What the fuck?
“I’ll go,” Yazmor said, his voice surprisingly soft and serious.
“Why you?” Hale asked.
“Because I have a feeling I know what Hubis showed her, and if so, I’m the least likely to bother her right now.” Yazmor didn’t make a joke, which told me just how serious the moment was.
Hale remained still as Yazmor left and closed the bathroom door, shutting Hale and me out.
“What the fuck was that?” Hale asked as if I could answer.
“That was Hubis ensuring his own death. Even if I was hesitant before, that secured it.”
“Why is she afraid of us though?” Hale drew his hands into fists, and I understand that sort of impotent anger. “Why would he make her afraid of us?”

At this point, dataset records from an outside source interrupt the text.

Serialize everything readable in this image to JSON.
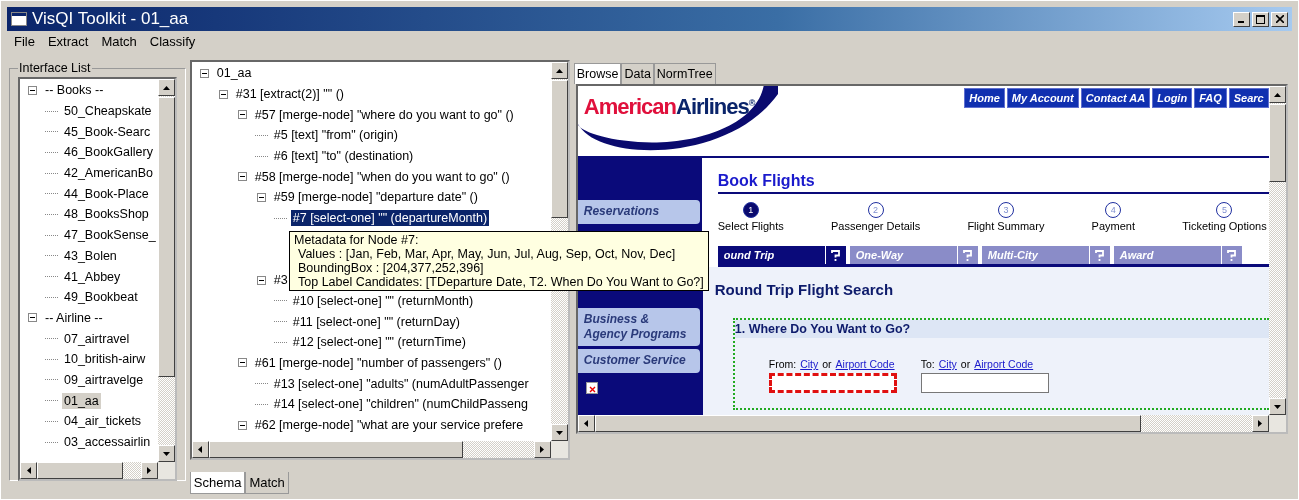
{
  "window": {
    "title": "VisQI Toolkit - 01_aa"
  },
  "menu": [
    "File",
    "Extract",
    "Match",
    "Classify"
  ],
  "interface_list": {
    "title": "Interface List",
    "items": [
      {
        "label": "-- Books --",
        "expanded": true,
        "selected": false,
        "children": [
          {
            "label": "50_Cheapskate",
            "selected": false
          },
          {
            "label": "45_Book-Searc",
            "selected": false
          },
          {
            "label": "46_BookGallery",
            "selected": false
          },
          {
            "label": "42_AmericanBo",
            "selected": false
          },
          {
            "label": "44_Book-Place",
            "selected": false
          },
          {
            "label": "48_BooksShop",
            "selected": false
          },
          {
            "label": "47_BookSense_",
            "selected": false
          },
          {
            "label": "43_Bolen",
            "selected": false
          },
          {
            "label": "41_Abbey",
            "selected": false
          },
          {
            "label": "49_Bookbeat",
            "selected": false
          }
        ]
      },
      {
        "label": "-- Airline --",
        "expanded": true,
        "selected": false,
        "children": [
          {
            "label": "07_airtravel",
            "selected": false
          },
          {
            "label": "10_british-airw",
            "selected": false
          },
          {
            "label": "09_airtravelge",
            "selected": false
          },
          {
            "label": "01_aa",
            "selected": true
          },
          {
            "label": "04_air_tickets",
            "selected": false
          },
          {
            "label": "03_accessairlin",
            "selected": false
          }
        ]
      }
    ]
  },
  "schema_tree": {
    "items": [
      {
        "label": "01_aa",
        "expanded": true,
        "selected": false,
        "children": [
          {
            "label": "#31 [extract(2)]  \"\" ()",
            "expanded": true,
            "selected": false,
            "children": [
              {
                "label": "#57 [merge-node]  \"where do you want to go\" ()",
                "expanded": true,
                "selected": false,
                "children": [
                  {
                    "label": "#5 [text]  \"from\" (origin)",
                    "selected": false
                  },
                  {
                    "label": "#6 [text]  \"to\" (destination)",
                    "selected": false
                  }
                ]
              },
              {
                "label": "#58 [merge-node]  \"when do you want to go\" ()",
                "expanded": true,
                "selected": false,
                "children": [
                  {
                    "label": "#59 [merge-node]  \"departure date\" ()",
                    "expanded": true,
                    "selected": false,
                    "children": [
                      {
                        "label": "#7 [select-one]  \"\" (departureMonth)",
                        "selected": true
                      },
                      {
                        "kind": "covered"
                      },
                      {
                        "kind": "covered"
                      }
                    ]
                  },
                  {
                    "label": "#3",
                    "expanded": true,
                    "selected": false,
                    "children": [
                      {
                        "label": "#10 [select-one]  \"\" (returnMonth)",
                        "selected": false
                      },
                      {
                        "label": "#11 [select-one]  \"\" (returnDay)",
                        "selected": false
                      },
                      {
                        "label": "#12 [select-one]  \"\" (returnTime)",
                        "selected": false
                      }
                    ]
                  }
                ]
              },
              {
                "label": "#61 [merge-node]  \"number of passengers\" ()",
                "expanded": true,
                "selected": false,
                "children": [
                  {
                    "label": "#13 [select-one]  \"adults\" (numAdultPassenger",
                    "selected": false
                  },
                  {
                    "label": "#14 [select-one]  \"children\" (numChildPasseng",
                    "selected": false
                  }
                ]
              },
              {
                "label": "#62 [merge-node]  \"what are your service prefere",
                "expanded": true,
                "selected": false
              }
            ]
          }
        ]
      }
    ]
  },
  "bottom_tabs": [
    {
      "label": "Schema",
      "selected": true
    },
    {
      "label": "Match",
      "selected": false
    }
  ],
  "browser_tabs": [
    {
      "label": "Browse",
      "selected": true
    },
    {
      "label": "Data",
      "selected": false
    },
    {
      "label": "NormTree",
      "selected": false
    }
  ],
  "web_page": {
    "logo": {
      "first": "American",
      "second": "Airlines",
      "mark": "®"
    },
    "nav": [
      "Home",
      "My Account",
      "Contact AA",
      "Login",
      "FAQ",
      "Searc"
    ],
    "sidebar": [
      {
        "kind": "link",
        "label": "Reservations"
      },
      {
        "kind": "covered"
      },
      {
        "kind": "covered"
      },
      {
        "kind": "covered"
      },
      {
        "kind": "link",
        "label": "Business & Agency Programs"
      },
      {
        "kind": "link",
        "label": "Customer Service"
      },
      {
        "kind": "image"
      }
    ],
    "title": "Book Flights",
    "steps": [
      {
        "number": "1",
        "label": "Select Flights",
        "selected": true
      },
      {
        "number": "2",
        "label": "Passenger Details",
        "selected": false
      },
      {
        "number": "3",
        "label": "Flight Summary",
        "selected": false
      },
      {
        "number": "4",
        "label": "Payment",
        "selected": false
      },
      {
        "number": "5",
        "label": "Ticketing Options",
        "selected": false
      }
    ],
    "search_tabs": [
      {
        "label": "ound Trip",
        "selected": true
      },
      {
        "label": "One-Way",
        "selected": false
      },
      {
        "label": "Multi-City",
        "selected": false
      },
      {
        "label": "Award",
        "selected": false
      }
    ],
    "search_title": "Round Trip Flight Search",
    "section": "1. Where Do You Want to Go?",
    "fields": [
      {
        "label": "From:",
        "link_1": "City",
        "or": "or",
        "link_2": "Airport Code",
        "highlighted": true
      },
      {
        "label": "To:",
        "link_1": "City",
        "or": "or",
        "link_2": "Airport Code",
        "highlighted": false
      }
    ]
  },
  "tooltip": {
    "title": "Metadata for Node  #7:",
    "lines": [
      "Values : [Jan, Feb, Mar, Apr, May, Jun, Jul, Aug, Sep, Oct, Nov, Dec]",
      "BoundingBox : [204,377,252,396]",
      "Top Label Candidates: [TDeparture Date, T2. When Do You Want to Go?]"
    ]
  }
}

I dropped my gaze to my own hands, seeing the rough skin, the calluses, all the signs of the things I’d done in my life. No, not just that, but the sheer size of them. “I don’t know what she went through exactly, but there are only so many things that would make her fearful of us, of men even if she knows us well.”
Hale jerked his gaze toward me, his blue eyes wide. Had such a thing truly never occurred to him? I never thought I would consider him naïve, but it seemed he could be.

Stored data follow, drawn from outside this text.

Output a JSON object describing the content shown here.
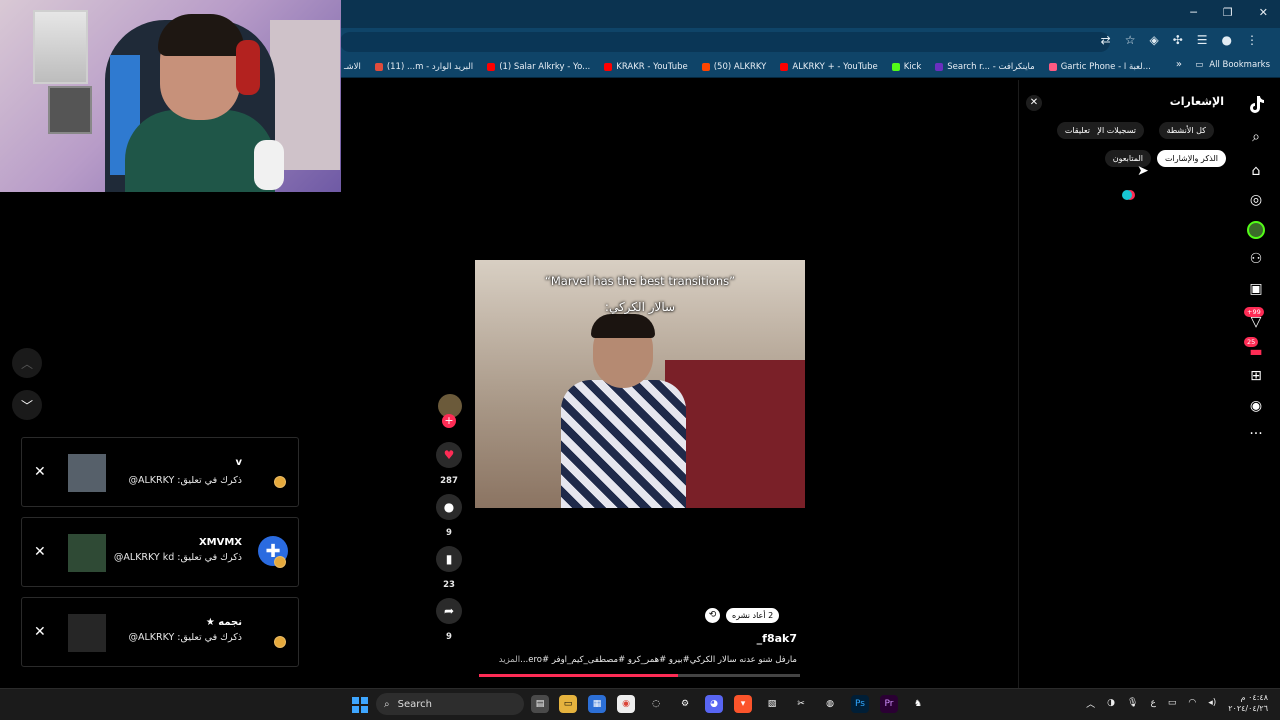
{
  "window": {
    "controls": [
      "─",
      "❐",
      "✕"
    ]
  },
  "bookmarks": [
    {
      "label": "الاشـ",
      "color": "#888"
    },
    {
      "label": "(11) ...m - البريد الوارد",
      "color": "#e14c3c"
    },
    {
      "label": "(1) Salar Alkrky - Yo...",
      "color": "#ff0000"
    },
    {
      "label": "KRAKR - YouTube",
      "color": "#ff0000"
    },
    {
      "label": "(50) ALKRKY",
      "color": "#ff4500"
    },
    {
      "label": "ALKRKY + - YouTube",
      "color": "#ff0000"
    },
    {
      "label": "Kick",
      "color": "#53fc18"
    },
    {
      "label": "Search r... - ماينكرافت",
      "color": "#6b2fbf"
    },
    {
      "label": "Gartic Phone - لعبة ا...",
      "color": "#ff5a82"
    }
  ],
  "all_bookmarks": "All Bookmarks",
  "nav": {
    "up_icon": "chevron-up-icon",
    "down_icon": "chevron-down-icon"
  },
  "notifications": [
    {
      "title": "v",
      "subtitle": "ذكرك في تعليق: ALKRKY@"
    },
    {
      "title": "XMVMX",
      "subtitle": "ذكرك في تعليق: ALKRKY kd@"
    },
    {
      "title": "نجمه ★",
      "subtitle": "ذكرك في تعليق: ALKRKY@"
    }
  ],
  "video": {
    "caption_top": "“Marvel has the best transitions”",
    "caption_bottom": "سالار الكركي:",
    "reposts": "2 أعاد نشره",
    "author": "_f8ak7",
    "description": "مارفل شنو عدنه سالار الكركي#بيرو #همر_كرو #مصطفى_كيم_اوفر #ero...",
    "more": "المزيد",
    "progress": 0.62
  },
  "actions": {
    "likes": "287",
    "comments": "9",
    "saves": "23",
    "shares": "9"
  },
  "panel": {
    "title": "الإشعارات",
    "tabs": [
      "كل الأنشطة",
      "تسجيلات الإعجاب",
      "تعليقات",
      "الذكر والإشارات",
      "المتابعون"
    ],
    "active_tab": "الذكر والإشارات"
  },
  "sidebar_badges": {
    "messages": "+99",
    "inbox": "25"
  },
  "taskbar": {
    "search": "Search",
    "clock_time": "٠٤:٤٨ م",
    "clock_date": "٢٠٢٤/٠٤/٢٦",
    "lang": "ع"
  },
  "colors": {
    "accent": "#fe2c55",
    "chrome": "#0f4468"
  }
}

“Yazmor is a good choice to look after her if my guess is correct,” I explained. He was frustrating and random, but he also lacked a certain masculine edge, and as far as I knew, he had never had such a relationship with Loch.
“And we just sit back and do nothing? We just let this shit pass?”
“No. Hubis hurt something that belongs to us, something precious to us. We do not sit back—we get ready for the next part of our plan. Nothing helps pass the time or distract a person quite so well as revenge.”
And Hubis had just ensured he would suffer every bit as much as Loch had.
Chapter Six
Loch
Throwing up always sucked. It didn’t matter the reason, didn’t matter when or where or how old a person was—it was no fun.
I wiped my mouth with a towel after dry heaving for a while, almost tempted to eat something just so I had something in my stomach to come up.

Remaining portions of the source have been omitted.